Il Libro dell’Antico Testamento di Abacuc presenta una varietà di forme letterarie nei suoi tre capitoli. Gli esegeti non sono giunti ad alcun accordo generale su queste forme. Uno sguardo ai contenuti mostra le ragioni della divergenza di opinioni, che vengono qui presentate con le soluzioni proposte per la data di composizione e l’unità di autore. Anche il commento di Qumram viene considerato brevemente.
Nulla di biografico è noto del Profeta dalla Scrittura, sebbene sia oggetto di una storia midrashica in Dn 14.33–39.
Contenuto. I primi due capitoli del libro contengono un duplice reclamo contro Dio, la cui risposta è data in due oracoli. Il secondo oracolo è sviluppato nei cinque “Guai” del cap. 2. Un salmo con annotazioni liturgiche è contenuto nel cap. 3. Il salmo, che contiene indicazioni di essere stato adattato da un mito cosmico babilonese, inizia come un’ardente preghiera di supplica e si sviluppa in un inno di lode il cui tema è una teofania di Yahweh che avanza per salvare il suo popolo in difficoltà.
Il Profeta si occupa principalmente del mistero del male. Indignato dalla vista dell’ingiustizia, il Profeta,
forse parlando come rappresentante dei giusti, si lamenta dell’apparente indifferenza di Dio (1.2–4). Dio risponde che la Caldea viene innalzata come suo strumento di vendetta contro gli ingiusti. Orgogliosi, crudeli e rapaci, i caldei scenderanno improvvisamente sulla loro preda e se ne andranno rapidamente, dopo aver eseguito il giudizio del Signore sui malfattori (1.5-11). Continuando la sua lamentela, il Profeta chiede ancora una spiegazione della sofferenza dei giusti (1.12-2.1). La risposta del Signore è che “il giusto, a motivo della sua fede, vivrà” (2.2-4). Quanto agli ingiusti, il loro male tornerà sulle loro teste (2.5–20). Il salmo del cap. 3 è la riconciliazione del Profeta con la saggezza del Signore. Come Giobbe, afferma che l’umile fiducia nel Dio salvifico e l’accettazione della Sua volontà sono l’unica risposta ai mali che affliggono la vita degli innocenti. Il Profeta raggiunge una delle vette del sentimento religioso per l’Antico Testamento nel cap. 3.17-19. (vedi punizione.)
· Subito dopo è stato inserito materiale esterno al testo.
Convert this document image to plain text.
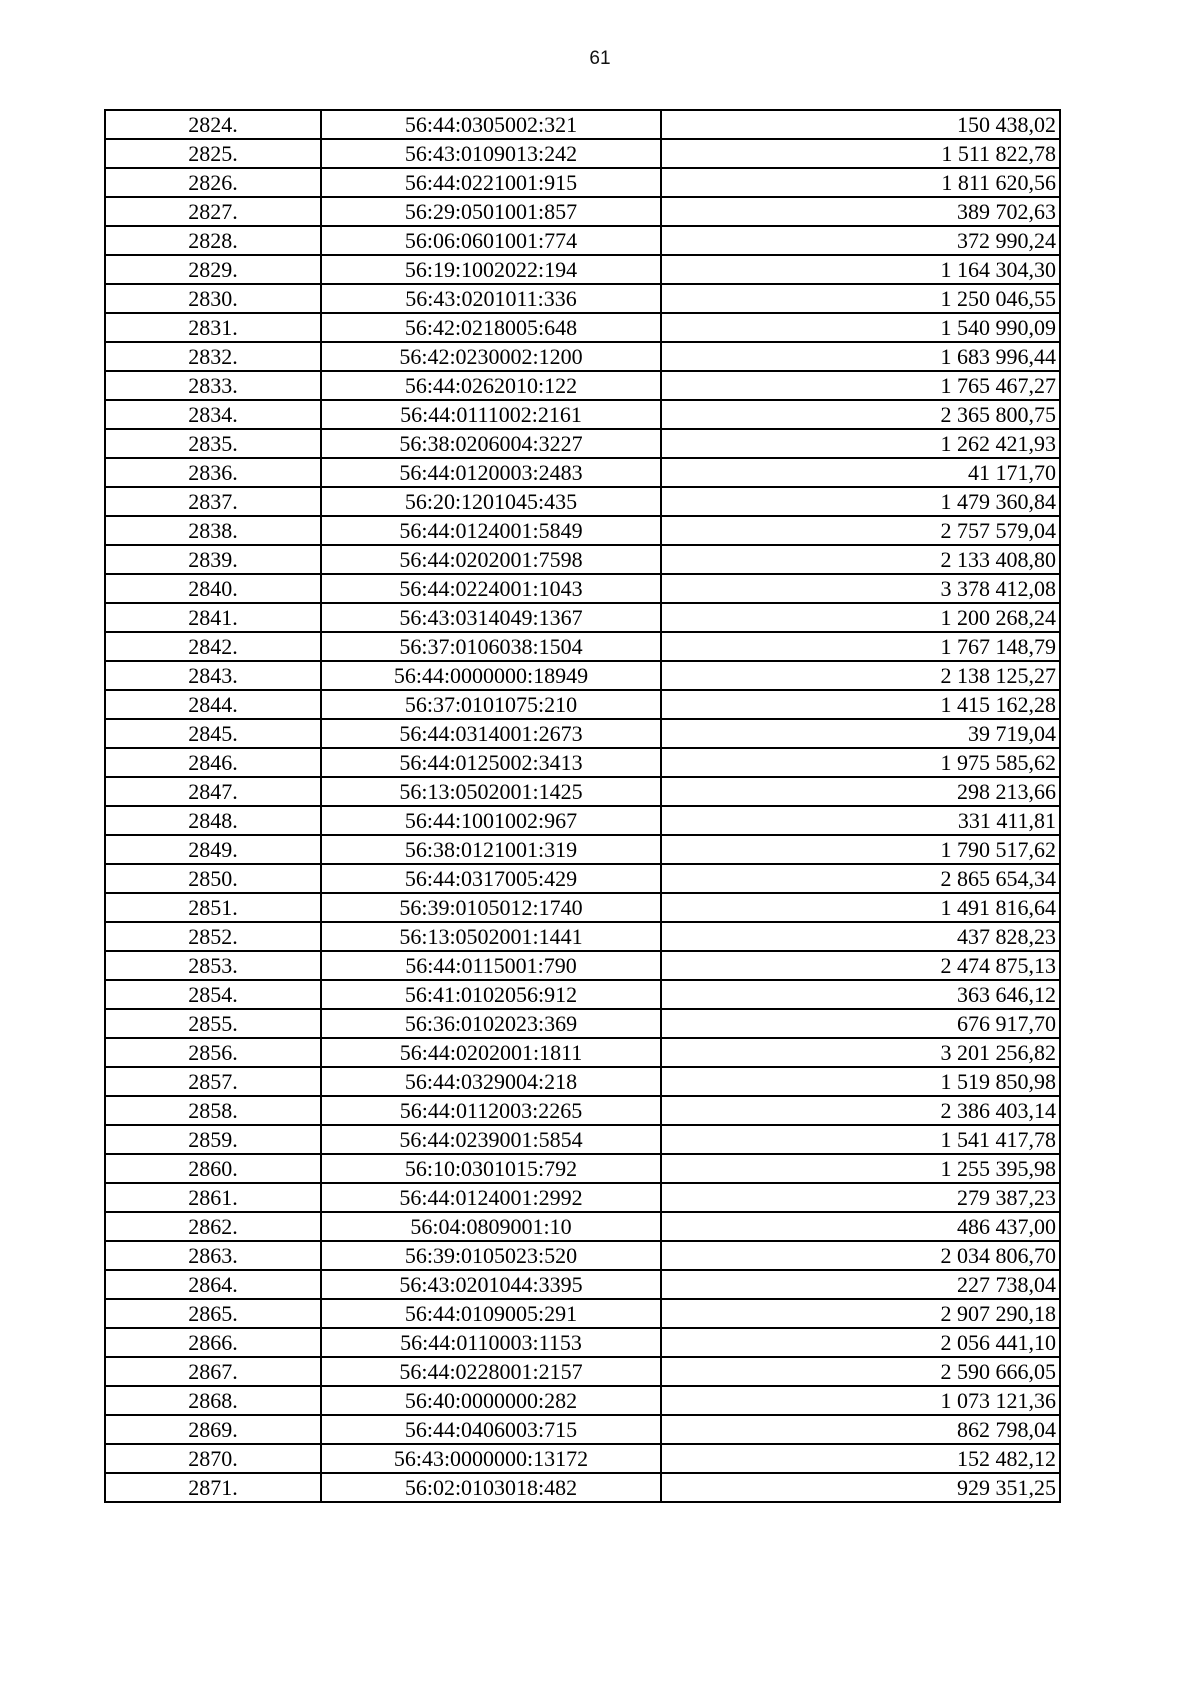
61
2824.	56:44:0305002:321	150 438,02
2825.	56:43:0109013:242	1 511 822,78
2826.	56:44:0221001:915	1 811 620,56
2827.	56:29:0501001:857	389 702,63
2828.	56:06:0601001:774	372 990,24
2829.	56:19:1002022:194	1 164 304,30
2830.	56:43:0201011:336	1 250 046,55
2831.	56:42:0218005:648	1 540 990,09
2832.	56:42:0230002:1200	1 683 996,44
2833.	56:44:0262010:122	1 765 467,27
2834.	56:44:0111002:2161	2 365 800,75
2835.	56:38:0206004:3227	1 262 421,93
2836.	56:44:0120003:2483	41 171,70
2837.	56:20:1201045:435	1 479 360,84
2838.	56:44:0124001:5849	2 757 579,04
2839.	56:44:0202001:7598	2 133 408,80
2840.	56:44:0224001:1043	3 378 412,08
2841.	56:43:0314049:1367	1 200 268,24
2842.	56:37:0106038:1504	1 767 148,79
2843.	56:44:0000000:18949	2 138 125,27
2844.	56:37:0101075:210	1 415 162,28
2845.	56:44:0314001:2673	39 719,04
2846.	56:44:0125002:3413	1 975 585,62
2847.	56:13:0502001:1425	298 213,66
2848.	56:44:1001002:967	331 411,81
2849.	56:38:0121001:319	1 790 517,62
2850.	56:44:0317005:429	2 865 654,34
2851.	56:39:0105012:1740	1 491 816,64
2852.	56:13:0502001:1441	437 828,23
2853.	56:44:0115001:790	2 474 875,13
2854.	56:41:0102056:912	363 646,12
2855.	56:36:0102023:369	676 917,70
2856.	56:44:0202001:1811	3 201 256,82
2857.	56:44:0329004:218	1 519 850,98
2858.	56:44:0112003:2265	2 386 403,14
2859.	56:44:0239001:5854	1 541 417,78
2860.	56:10:0301015:792	1 255 395,98
2861.	56:44:0124001:2992	279 387,23
2862.	56:04:0809001:10	486 437,00
2863.	56:39:0105023:520	2 034 806,70
2864.	56:43:0201044:3395	227 738,04
2865.	56:44:0109005:291	2 907 290,18
2866.	56:44:0110003:1153	2 056 441,10
2867.	56:44:0228001:2157	2 590 666,05
2868.	56:40:0000000:282	1 073 121,36
2869.	56:44:0406003:715	862 798,04
2870.	56:43:0000000:13172	152 482,12
2871.	56:02:0103018:482	929 351,25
Interpretazione. Questo articolo tratta il libro come un’unità. Poiché la Caldea è lo strumento della vendetta di Dio, i malfattori sarebbero i malvagi giudaiti sotto il re Gioacchino. Il linguaggio dell’oracolo di condanna riflette quello usato da altri profeti nel castigare il popolo di Dio per le violazioni del patto. La profezia dovrebbe, sulla base di questi fattori, essere collocata intorno al 601 aC
Altre opinioni identificano l’oppressore come Assiria e quindi collocano la profezia tra il 625, l’anno dell’apparizione della Caldea, e il 612 aC, l’anno della presa di Ninive da parte dei Medi e dei Caldei. Altri ancora, supponendo che Babilonia fosse il tiranno, collocano il Profeta dopo il 605, quando i babilonesi ottennero il controllo della Palestina, e prima del 597 aC, quando presero Gerusalemme per la prima volta. Alcuni vedono i giudaiti come il primo oppressore; La Caldea è lo strumento di giudizio di Dio. A questo il Profeta aggiunge la sua seconda lamentela, secondo cui l’ultima condizione dell’uomo giusto è peggiore della prima. Questo pone ancora una volta la profezia intorno al 601 a.C. Ponendo una crescita simile a quella del pentateuco, altri affermano che al primo reclamo preesilico, un secondo è stato aggiunto durante l’Esilio, adattando il messaggio precedente a una situazione pre-persiana intorno al 550 a.C. Infine, interpretando la Caldea in 1.6 come riferendosi ai Greci, alcuni considerano Alessandro Magno come l’oppressore (c. 334). Queste opinioni per la maggior parte considerano il salmo l’opera di un editore vissuto tra il 600 e il 100 aC
Commento di Qumran. Il pēer o il commento tra i rotoli del Mar Morto da Qumran (1Qp Hb), scritto in ebraico, applica i primi due capitoli di Abacuc a una situazione contemporanea con la comunità qumran; il nemico è probabilmente Roma. L’assenza del salmo in questo commento non è un argomento contro l’unità dei tre capitoli, poiché i commentari di Qumran in generale non presentano uno sviluppo continuo del pensiero. Il salmo si trova nella Settanta così come nel testo masoretico.